The Indonesian Central Statistics Agency (BPS) will release the country inflation data for June on Monday next week (July 3). As the fasting month (Ramadhan) started in May 27 and Lebaran (Idul Fitri) celebration continues to this week, people are expecting a higher inflation as the household consumption should grow as seen on rising food prices.

The Ramadhan month is actually a month of self-constraint, but demand for various retail products rises steeply in this period. This is why Ramadhan (and subsequent Idul Fitri celebration) always triggers a peak of inflation in Indonesia (the other peak being in the December-January period amid Christmas and New Year celebration).

In the first quarter (Q1) of this year, the economy grew slowly (5.01%), only 0.09% higher compared to 4.92% in Q1 last year. The Indonesian Central Bank (Bank Indonesia/BI) previously explained that a slower growth for the economy in Q1 was due to slower growth of retail and automotive sales, as an effect of on-going consolidation in the corporate sector.

BI said that economic growth could accelerate in Q2, supported by stronger investment and export performance, while consumption remain relatively stable. Meanwhile, rising commodity prices and stronger demand due to the global economic recovery are expected to drive export and investment.

But challenges remain, including the expected subdued consumer purchasing power due to higher electricity tariff, and subdued credit growth as seen in Q1 this year. In addition, government spending was also bleak. Noting that GDP growth in Q1 primarily depended on private investment realization and the improvement in exports (in terms of value due to rising commodity prices, the export performance improvement is not backed by rising volumes).

There are still some factors that will affect the prospect of economic growth in the second half of this year. Business players might have optimism as some economic indicators show the positive trend, but how brave are they in boosting their business activity? This might lead them into a psychology dilemma. Some are still concerned with the persistent low consumption. The government needs to focus on lifting the people’s purchasing power and public consumption model, as the spending from this sector contributed 56.4% of GDP last year.

For this whole year, BI predicted the economy to grow by 5.17%, supported by accelerating exports and investment performance. The household consumption may support however. The growth is expected to improve in the third quarter (Q3) this year supported by private investment in non-building segment, especially construction sector. The lending for construction, part of infrastructure, grew by 27.8%, higher than 26.8% growth by December last year. Nation-wide the outstanding lending for construction reached Rp45.8 trillion.

Export growth remains well, in line with continuous recovery in the global economy as well as a hike in several commodity prices. Investment performance increased on the back of building investment, due to government infrastructure projects, private property sector, and non-building investment gains on activities in commodity and construction-based sectors.

The Investment Coordination Board (BKPM) targets the direct investment to reach Rp795 trillion in 2018, a 17.2% rise compared to targeted Rp678.8 trillion this year. This target in investment is needed for achieving the economic growth target of 5.2-5.6% for next year.
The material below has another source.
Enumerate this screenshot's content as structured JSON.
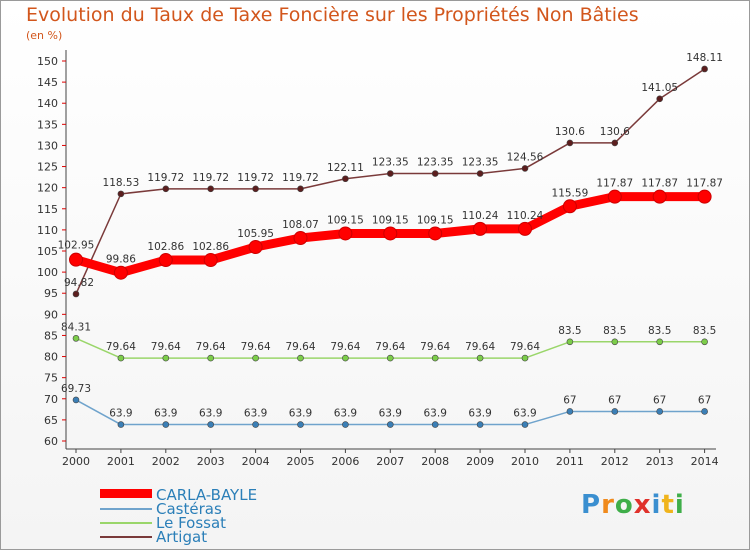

The World Bank also stated that in Indonesia, investment climate reforms and recovering commodity prices have supported a private investment recovery. Export volumes, which had contracted through mid-2016, rebounded strongly in Q4 last year, and export values continued to accelerate in the first two months of 2017 on strong demand from China.

Indonesia, World Bank said, is not planning to extend expenditure cuts into 2017 and has signaled a more accommodative stance for the medium term. World Bank then projected growth in Indonesia to firm from an estimated 5.2% in 2017 to 5.4% in 2019.